If anything, energy traders are killing it.
Based on?
Contangoes
Everyone always likes to look at a fwrd curve in contango and think they print money w/ the trade. Unfortunately, pulling it off is really really hard. Not helped at the moment that storage is ~filled, line fill ~done, and tanker rates for floating already are through the rough
Agreed. But the first people in should do ok I would think.
I don’t know if it’s the same as with grain but if it is than successfully pulling off a contango play is more ops dependent than anything. All it takes is a methed out 18 year old hitting the wrong button to fuck up a multi million dollar storage play
Not sure there are a lot of those at the big shops. And they better get it right at my shop because I'm counting on them.
Again I’m not sure it’s the same as with grain but I’d assume an oil major loading ships for storage would face a lot of the same execution risk. It’s not just traders and paper pushing ops guys that make a clean execution. It’s the guys physically loading ships/storage locations and maintaining the stored commodity. Even with insurance, if one of them fucks up your play is going to get really messed up really quick. Your cargo can go off grade, you can have excessive shrinkage, the storage recpetical can be damaged, or if you’re really lucky all three. So not only do you eat your insurance premium and deductible but you’ll be paying interest while you wait to get your insurance payout.

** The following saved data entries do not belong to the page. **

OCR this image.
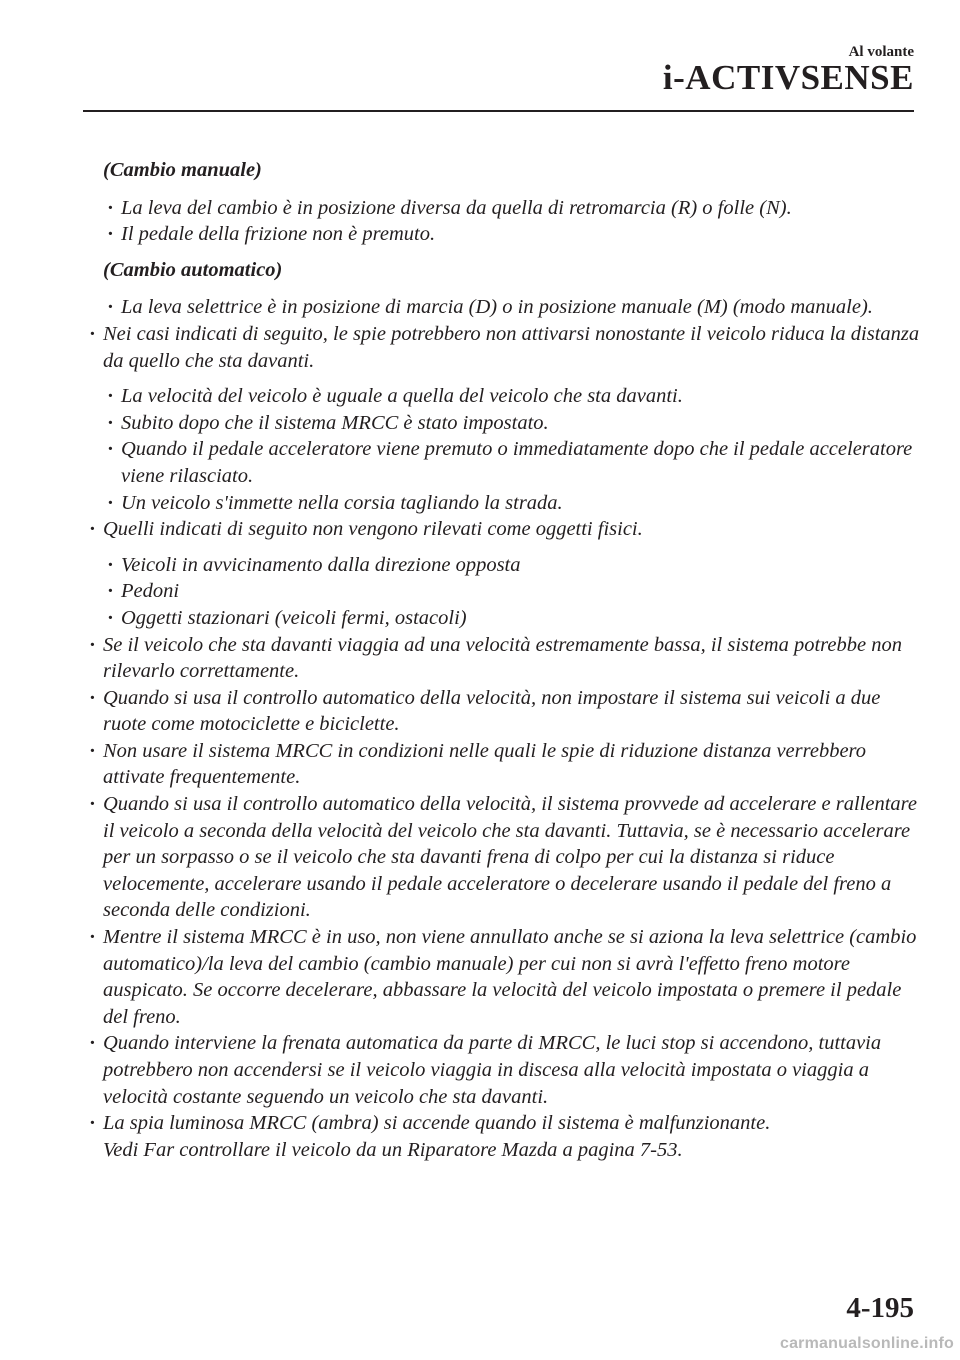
Al volante
i-ACTIVSENSE
(Cambio manuale)
· La leva del cambio è in posizione diversa da quella di retromarcia (R) o folle (N).
· Il pedale della frizione non è premuto.
(Cambio automatico)
· La leva selettrice è in posizione di marcia (D) o in posizione manuale (M) (modo manuale).
· Nei casi indicati di seguito, le spie potrebbero non attivarsi nonostante il veicolo riduca la distanza da quello che sta davanti.
· La velocità del veicolo è uguale a quella del veicolo che sta davanti.
· Subito dopo che il sistema MRCC è stato impostato.
· Quando il pedale acceleratore viene premuto o immediatamente dopo che il pedale acceleratore viene rilasciato.
· Un veicolo s'immette nella corsia tagliando la strada.
· Quelli indicati di seguito non vengono rilevati come oggetti fisici.
· Veicoli in avvicinamento dalla direzione opposta
· Pedoni
· Oggetti stazionari (veicoli fermi, ostacoli)
· Se il veicolo che sta davanti viaggia ad una velocità estremamente bassa, il sistema potrebbe non rilevarlo correttamente.
· Quando si usa il controllo automatico della velocità, non impostare il sistema sui veicoli a due ruote come motociclette e biciclette.
· Non usare il sistema MRCC in condizioni nelle quali le spie di riduzione distanza verrebbero attivate frequentemente.
· Quando si usa il controllo automatico della velocità, il sistema provvede ad accelerare e rallentare il veicolo a seconda della velocità del veicolo che sta davanti. Tuttavia, se è necessario accelerare per un sorpasso o se il veicolo che sta davanti frena di colpo per cui la distanza si riduce velocemente, accelerare usando il pedale acceleratore o decelerare usando il pedale del freno a seconda delle condizioni.
· Mentre il sistema MRCC è in uso, non viene annullato anche se si aziona la leva selettrice (cambio automatico)/la leva del cambio (cambio manuale) per cui non si avrà l'effetto freno motore auspicato. Se occorre decelerare, abbassare la velocità del veicolo impostata o premere il pedale del freno.
· Quando interviene la frenata automatica da parte di MRCC, le luci stop si accendono, tuttavia potrebbero non accendersi se il veicolo viaggia in discesa alla velocità impostata o viaggia a velocità costante seguendo un veicolo che sta davanti.
· La spia luminosa MRCC (ambra) si accende quando il sistema è malfunzionante.
Vedi Far controllare il veicolo da un Riparatore Mazda a pagina 7-53.
4-195
carmanualsonline.info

Good reply, hence why when I hear claims about people killing it, it really is a huge assumption which is not realised yet. There are so many variables at play to make the arb work.
Where are you coming up with this shit? Your attempts at using industry jargon betrays your ignorance. First off, the expression is off-spec. Secondly, what product is going to go off spec? I know of one product that has one spec that tends to go off in storage. Seriously, if you're going to answer in this thread and have kids reading it, answer the question because I have no clue wtf you're talking about.

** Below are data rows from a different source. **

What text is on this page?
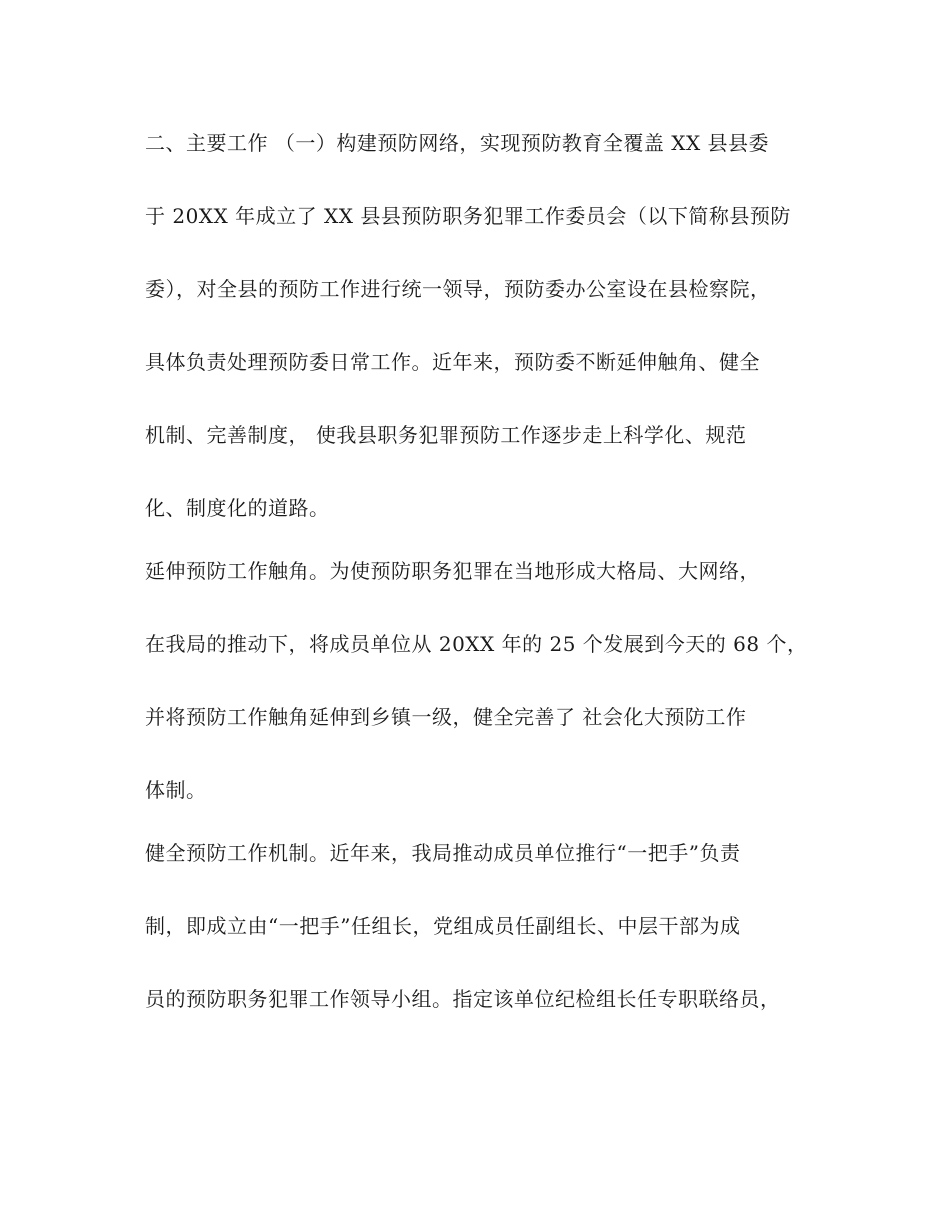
二、主要工作 （一）构建预防网络，实现预防教育全覆盖 XX 县县委
于 20XX 年成立了 XX 县县预防职务犯罪工作委员会（以下简称县预防
委），对全县的预防工作进行统一领导，预防委办公室设在县检察院，
具体负责处理预防委日常工作。近年来，预防委不断延伸触角、健全
机制、完善制度， 使我县职务犯罪预防工作逐步走上科学化、规范
化、制度化的道路。
延伸预防工作触角。为使预防职务犯罪在当地形成大格局、大网络，
在我局的推动下，将成员单位从 20XX 年的 25 个发展到今天的 68 个，
并将预防工作触角延伸到乡镇一级，健全完善了 社会化大预防工作
体制。
健全预防工作机制。近年来，我局推动成员单位推行“一把手”负责
制，即成立由“一把手”任组长，党组成员任副组长、中层干部为成
员的预防职务犯罪工作领导小组。指定该单位纪检组长任专职联络员，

Excessive shrinkage? Did you take one blending course, heard the word, and now think it sounds particular enough to give you an air of authority? How would this develop over time? Doesn't make any sense at all.
Storage "receptical" get damaged? This is the one I really need to hear.

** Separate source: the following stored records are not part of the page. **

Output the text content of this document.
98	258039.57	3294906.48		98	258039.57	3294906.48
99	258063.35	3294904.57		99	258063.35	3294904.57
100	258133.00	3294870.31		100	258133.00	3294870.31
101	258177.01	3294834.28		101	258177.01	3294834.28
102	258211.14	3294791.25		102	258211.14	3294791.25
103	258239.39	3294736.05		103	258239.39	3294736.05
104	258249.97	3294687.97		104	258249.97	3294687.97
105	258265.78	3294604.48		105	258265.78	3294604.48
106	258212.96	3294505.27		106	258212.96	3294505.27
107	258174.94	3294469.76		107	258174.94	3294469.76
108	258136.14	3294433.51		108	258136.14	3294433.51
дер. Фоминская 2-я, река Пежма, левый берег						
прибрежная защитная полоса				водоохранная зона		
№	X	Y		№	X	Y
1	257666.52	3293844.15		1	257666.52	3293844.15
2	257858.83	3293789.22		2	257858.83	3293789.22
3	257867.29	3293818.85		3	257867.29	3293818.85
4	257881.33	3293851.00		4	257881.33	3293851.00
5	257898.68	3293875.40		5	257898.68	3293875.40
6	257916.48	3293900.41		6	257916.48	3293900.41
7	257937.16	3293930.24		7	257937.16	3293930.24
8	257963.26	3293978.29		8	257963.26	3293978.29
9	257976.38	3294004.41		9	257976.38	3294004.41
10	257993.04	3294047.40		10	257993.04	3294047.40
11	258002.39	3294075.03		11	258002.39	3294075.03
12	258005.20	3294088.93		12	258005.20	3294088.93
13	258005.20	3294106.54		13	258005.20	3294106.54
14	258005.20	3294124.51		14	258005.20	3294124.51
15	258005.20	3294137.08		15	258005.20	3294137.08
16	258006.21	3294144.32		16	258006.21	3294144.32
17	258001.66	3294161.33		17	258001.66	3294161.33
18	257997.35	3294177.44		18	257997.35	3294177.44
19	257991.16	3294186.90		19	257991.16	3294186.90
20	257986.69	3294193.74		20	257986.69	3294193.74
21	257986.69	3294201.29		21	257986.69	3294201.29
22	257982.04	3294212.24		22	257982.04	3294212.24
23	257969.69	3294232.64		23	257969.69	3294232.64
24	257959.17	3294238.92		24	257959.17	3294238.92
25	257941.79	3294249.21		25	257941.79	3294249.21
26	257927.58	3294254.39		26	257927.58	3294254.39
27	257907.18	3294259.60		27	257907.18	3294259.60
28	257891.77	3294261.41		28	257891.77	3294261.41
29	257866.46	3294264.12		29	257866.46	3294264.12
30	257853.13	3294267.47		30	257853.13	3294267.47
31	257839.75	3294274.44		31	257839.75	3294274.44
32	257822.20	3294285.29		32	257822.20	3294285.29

Maybe you work in some all cash niche product but I have never heard of any of these issues. This is up there for one of the worst posts of all time among the many clueless commodity posts on this board.
I am DYING to know what your background is.
Killing it in paper trading.
Don't know much about the industry but doesn't that depend on whether they can actually offload their cargoes down the line for a higher spot price? What would happen if physical prices continue to plummet?
I’ve heard rumblings that there are some physical ethanol desks getting absolutely wrecked right now
can confirm. some plants have shut down
FMs being declared across iron ore and coal cargoes.
Shops with weak balance sheets will get wrecked. Who you cut first probably depends on where the fat was in the first place.
A shops liquidity (ie. cash management) will either make or break in the next 9 months.
This. Commodities are notoriously capital intensive and capital return poor. There's a reason why a whole bunch of banks left the business. Firms with poor funding / weak balance sheets are hurting as they cannot fund their positions forcing them to cut whether they like it or not. Just take a look at what Libor has done over the past month.